From the Social Promotion Foundation and the Women and Equality Observatory (OMEI) we join the celebration of International Women’s Day, which is celebrated every March 8 around the world and whose motto this year is “Gender equality today for a sustainable tomorrow”.
Climate change is one of the main causes of biodiversity loss in the world and has serious consequences, such as the collapse of food and health systems.
Social Promotion Foundation, in consultative status with the Economic and Social Council (ECOSOC) of the United Nations, exposes in its written statement presented and published by UN Women in the official documentation of the 66th session of the Commission on the Juridical and Social Condition of Women (CSW66) that if it is true that the 17 Sustainable Development Goals of the 2030 Agenda are deeply interconnected and interrelated, the link between Goal 5 –Gender Equality– with each one of them is more than evident.
The vulnerability of women and girls, a consequence of the lack of access to and enjoyment of their rights, is reflected in the most diverse aspects of the social, economic and political reality. In this context, the effects of environmental degradation and the impact of climate change take on a greater dimension in the lives of women and girls, especially in developing countries.
It is women and girls who are responsible for most of the more laborious and time-consuming tasks, such as fetching water and tending livestock. In some intervention areas, during the dry season, women walk 4 to 6 hours a day to fetch water. This translates into fewer girls going to school, less time and opportunities to devote to strengthening women’s capacities, to invest in income-generating activities, as well as greater exposure to gender-based violence to women and girls.
For this reason, in addition to our actions for the climate, the Foundation promotes the labor rights of rural women and entrepreneurship so that they become key agents to achieve the economic, environmental and social changes necessary for sustainable development.
We want, on a day like the one we celebrate today, to focus on all the women and girls who, within the framework of our projects, in geographical areas where there is greater aridity, and where the climate crisis punishes vulnerable populations they become protagonists of their development.
They are strong and fighter women like Nabiha, who, together with 30 other young Palestinians, presented her initiative as an agro-negotiator and entrepreneur, after months of work and training within the framework of the sustainable and equitable empowerment project for young Palestinians in Area C. against COVID-19 through the agribusiness sector project, developed with PARC and financed by AECID.
Some may believe that marriage and childbearing are like a graveyard of dreams and ambitions, but 26-year-old Nabiha Ahmed had a different point of view.
She grew up in the village of Kafr Al-Deek, in a family that relies on agriculture as their main source of income. Nabiha graduated from the faculty of electrical engineering and later joined the Palestinian unemployed list, but after continuous efforts and investigations she got a job opportunity, which, however, she lost due to the pandemic.
She then decided to face the pressure, fear, uncertainty and insecurity and start an Aloe Vera farming business, due to her long-standing interest in skin care products. After clearing up the idea and investigating its feasibility, Nahiba decided to apply under the youth empowerment project, despite being in the last weeks of her pregnancy. After completing the initial process, Nabiha received one of the highest ratings for her project.

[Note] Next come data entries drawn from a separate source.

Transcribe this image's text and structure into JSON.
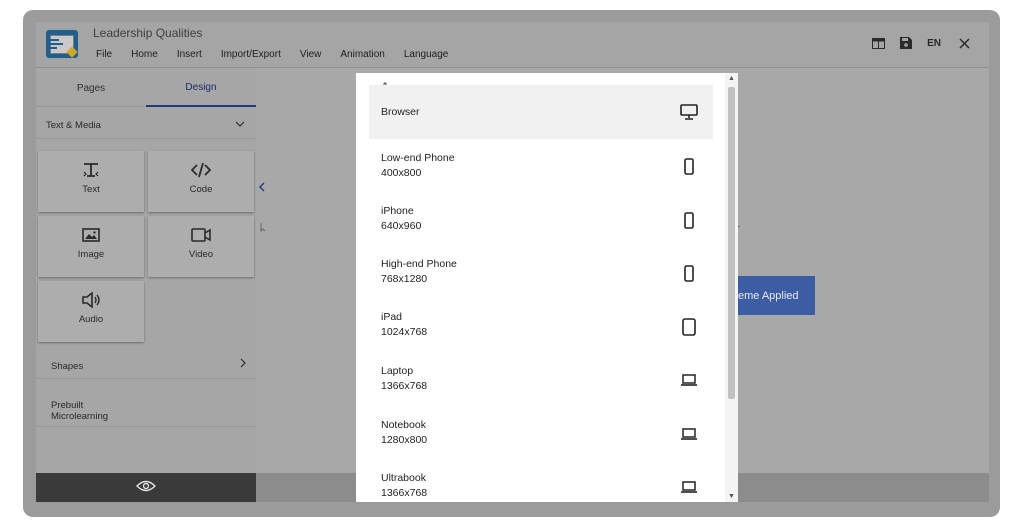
{
  "app": {
    "title": "Leadership Qualities",
    "menu": [
      "File",
      "Home",
      "Insert",
      "Import/Export",
      "View",
      "Animation",
      "Language"
    ],
    "language": "EN"
  },
  "sidebar": {
    "tabs": [
      "Pages",
      "Design"
    ],
    "active_tab": "Design",
    "section_dropdown": "Text & Media",
    "tiles": [
      {
        "label": "Text",
        "icon": "text-icon"
      },
      {
        "label": "Code",
        "icon": "code-icon"
      },
      {
        "label": "Image",
        "icon": "image-icon"
      },
      {
        "label": "Video",
        "icon": "video-icon"
      },
      {
        "label": "Audio",
        "icon": "audio-icon"
      }
    ],
    "shapes": "Shapes",
    "prebuilt": "Prebuilt Microlearning"
  },
  "canvas": {
    "button_text": "eme Applied"
  },
  "devices": [
    {
      "name": "Browser",
      "resolution": "",
      "icon": "desktop-icon"
    },
    {
      "name": "Low-end Phone",
      "resolution": "400x800",
      "icon": "phone-icon"
    },
    {
      "name": "iPhone",
      "resolution": "640x960",
      "icon": "phone-icon"
    },
    {
      "name": "High-end Phone",
      "resolution": "768x1280",
      "icon": "phone-icon"
    },
    {
      "name": "iPad",
      "resolution": "1024x768",
      "icon": "tablet-icon"
    },
    {
      "name": "Laptop",
      "resolution": "1366x768",
      "icon": "laptop-icon"
    },
    {
      "name": "Notebook",
      "resolution": "1280x800",
      "icon": "laptop-icon"
    },
    {
      "name": "Ultrabook",
      "resolution": "1366x768",
      "icon": "laptop-icon"
    }
  ],
  "selected_device": "Browser",
  "colors": {
    "accent": "#243680",
    "button": "#3c5ca3"
  }
}
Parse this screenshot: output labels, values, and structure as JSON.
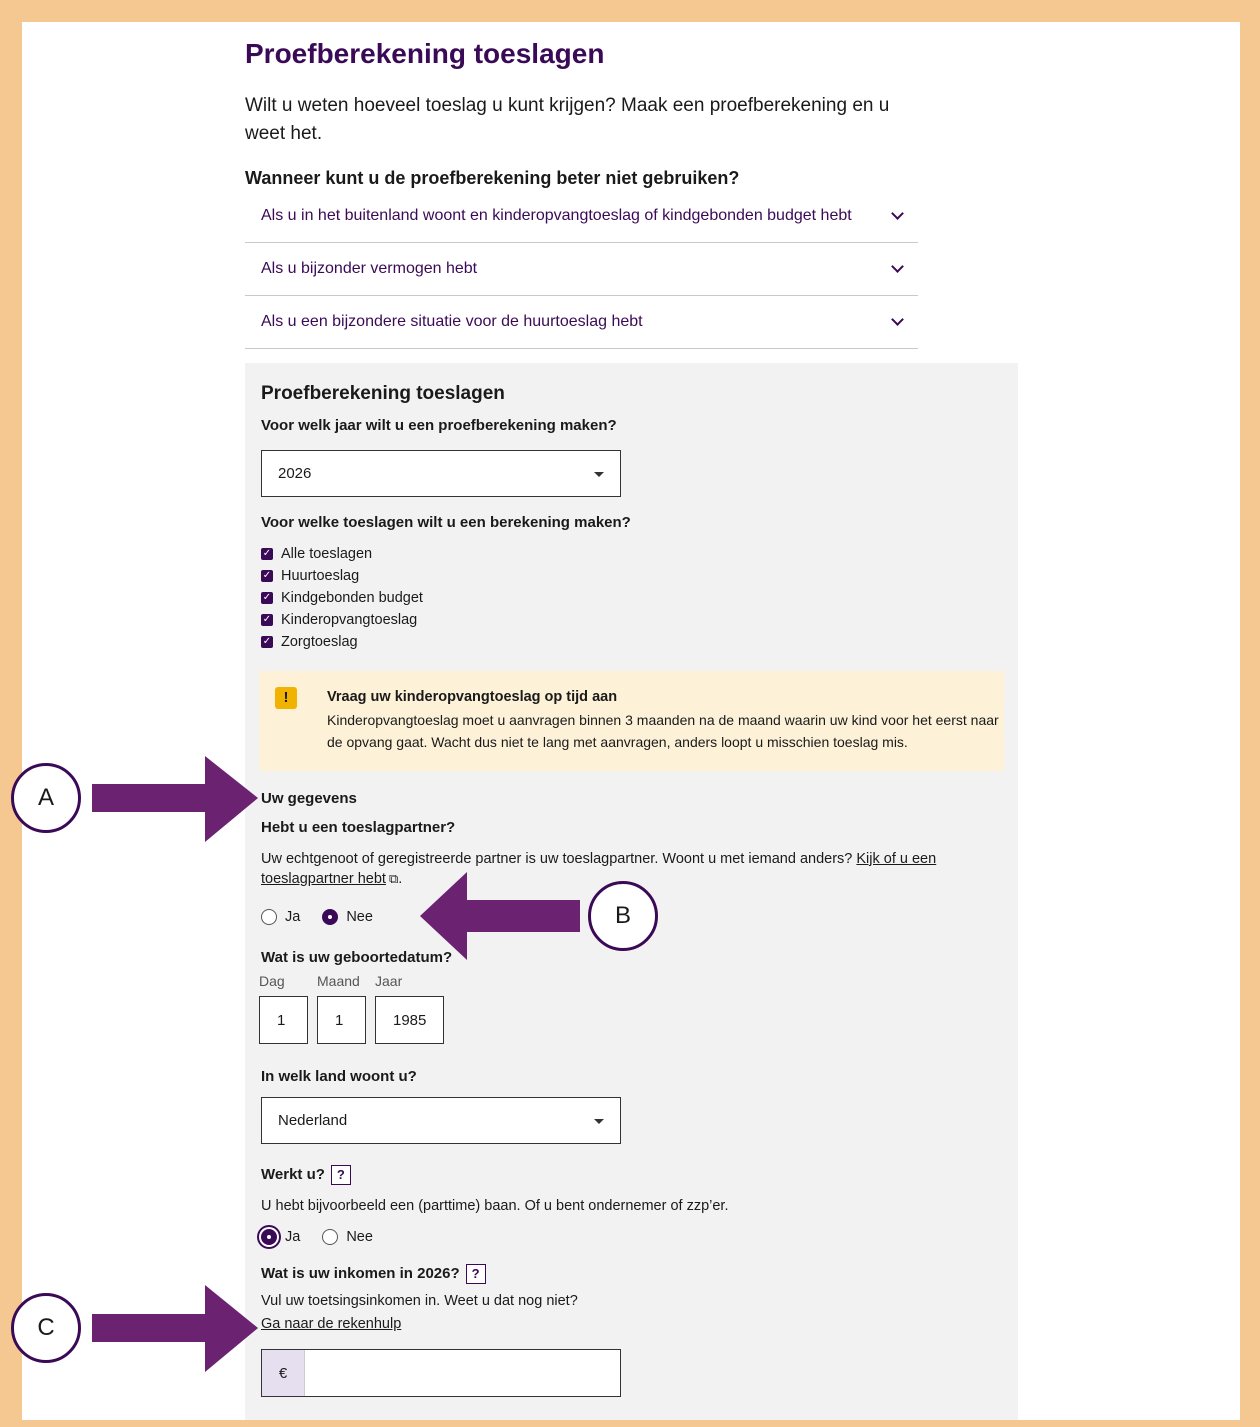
{
  "page": {
    "title": "Proefberekening toeslagen",
    "intro": "Wilt u weten hoeveel toeslag u kunt krijgen? Maak een proefberekening en u weet het.",
    "subheading": "Wanneer kunt u de proefberekening beter niet gebruiken?"
  },
  "accordion": [
    "Als u in het buitenland woont en kinderopvangtoeslag of kindgebonden budget hebt",
    "Als u bijzonder vermogen hebt",
    "Als u een bijzondere situatie voor de huurtoeslag hebt"
  ],
  "form": {
    "title": "Proefberekening toeslagen",
    "year_question": "Voor welk jaar wilt u een proefberekening maken?",
    "year_value": "2026",
    "benefits_question": "Voor welke toeslagen wilt u een berekening maken?",
    "benefits": [
      "Alle toeslagen",
      "Huurtoeslag",
      "Kindgebonden budget",
      "Kinderopvangtoeslag",
      "Zorgtoeslag"
    ],
    "alert_title": "Vraag uw kinderopvangtoeslag op tijd aan",
    "alert_body": "Kinderopvangtoeslag moet u aanvragen binnen 3 maanden na de maand waarin uw kind voor het eerst naar de opvang gaat. Wacht dus niet te lang met aanvragen, anders loopt u misschien toeslag mis.",
    "section_title": "Uw gegevens",
    "partner_question": "Hebt u een toeslagpartner?",
    "partner_text": "Uw echtgenoot of geregistreerde partner is uw toeslagpartner. Woont u met iemand anders?",
    "partner_link_1": "Kijk of u een",
    "partner_link_2": "toeslagpartner hebt",
    "period": ".",
    "yes": "Ja",
    "no": "Nee",
    "birth_question": "Wat is uw geboortedatum?",
    "day_label": "Dag",
    "month_label": "Maand",
    "year_label": "Jaar",
    "day": "1",
    "month": "1",
    "year": "1985",
    "country_question": "In welk land woont u?",
    "country_value": "Nederland",
    "work_question": "Werkt u?",
    "work_text": "U hebt bijvoorbeeld een (parttime) baan. Of u bent ondernemer of zzp’er.",
    "income_question": "Wat is uw inkomen in 2026?",
    "income_text": "Vul uw toetsingsinkomen in. Weet u dat nog niet?",
    "income_link": "Ga naar de rekenhulp",
    "currency": "€",
    "help": "?"
  },
  "markers": {
    "a": "A",
    "b": "B",
    "c": "C"
  },
  "colors": {
    "brand": "#3b0a57",
    "frame": "#f4c890",
    "panel": "#f2f2f2",
    "alert": "#fdf1d8"
  }
}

When the project team contacted her, they were surprised that she had given birth only two weeks ago. To participate in the presentation of the project before the jury, she had to leave the girl with her grandmother. The jury was convinced of her determination and Nabila’s project was selected to be executed within the framework and with funding from the project.
“Despite the challenges of the distance from my home to the training center and the responsibility of my young daughter, I always had this dream in front of my eyes. I was very focused and wanted to capture all the information and technical details that the formations offered” (Nabiha Ahmed, 26 years old)

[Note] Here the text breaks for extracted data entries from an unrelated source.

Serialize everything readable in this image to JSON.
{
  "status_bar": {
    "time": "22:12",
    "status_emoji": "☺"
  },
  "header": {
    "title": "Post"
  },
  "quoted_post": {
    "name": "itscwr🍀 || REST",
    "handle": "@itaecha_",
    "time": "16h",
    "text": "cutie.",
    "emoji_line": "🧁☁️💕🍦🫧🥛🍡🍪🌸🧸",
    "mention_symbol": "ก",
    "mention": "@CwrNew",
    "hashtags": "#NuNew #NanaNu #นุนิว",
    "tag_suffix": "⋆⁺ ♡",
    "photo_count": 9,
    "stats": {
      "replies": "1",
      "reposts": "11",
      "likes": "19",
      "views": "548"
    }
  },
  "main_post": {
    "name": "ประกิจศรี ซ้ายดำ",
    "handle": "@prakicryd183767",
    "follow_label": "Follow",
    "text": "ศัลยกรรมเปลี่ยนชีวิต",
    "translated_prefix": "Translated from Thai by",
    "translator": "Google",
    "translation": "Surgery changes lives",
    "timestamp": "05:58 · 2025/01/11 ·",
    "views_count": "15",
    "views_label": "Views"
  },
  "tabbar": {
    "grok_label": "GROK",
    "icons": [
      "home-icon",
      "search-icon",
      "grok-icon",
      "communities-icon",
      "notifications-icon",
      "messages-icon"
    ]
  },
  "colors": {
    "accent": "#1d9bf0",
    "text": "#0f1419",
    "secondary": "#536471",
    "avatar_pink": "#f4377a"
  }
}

As Nabiha told us, upon learning of her selection, she kissed her daughter and promised to continue this path until she became a businesswoman.
Other women, like Nabiha, will be able to start their own businesses in Upper Egypt by participating in a project that promotes decent work through professional training for micro-entrepreneurship. The project, which is aimed at vulnerable groups, is developed together with AUEED and is financed by AECID.
Training is guaranteed through professional training activities such as those shown in the following video:
is also currently working on other projects to promote women and promote equal opportunities between women and men in the Bay of Sechura and the Chipuluc Micro-basin (Peru), Nicaragua, Upper Egypt, Jordan, the West Bank and Gaza and Jenin Governorate (Palestine), Oromia and Somali Region (Ethiopia), Vista Bella and Joya Grande (Guatemala) and Uganda.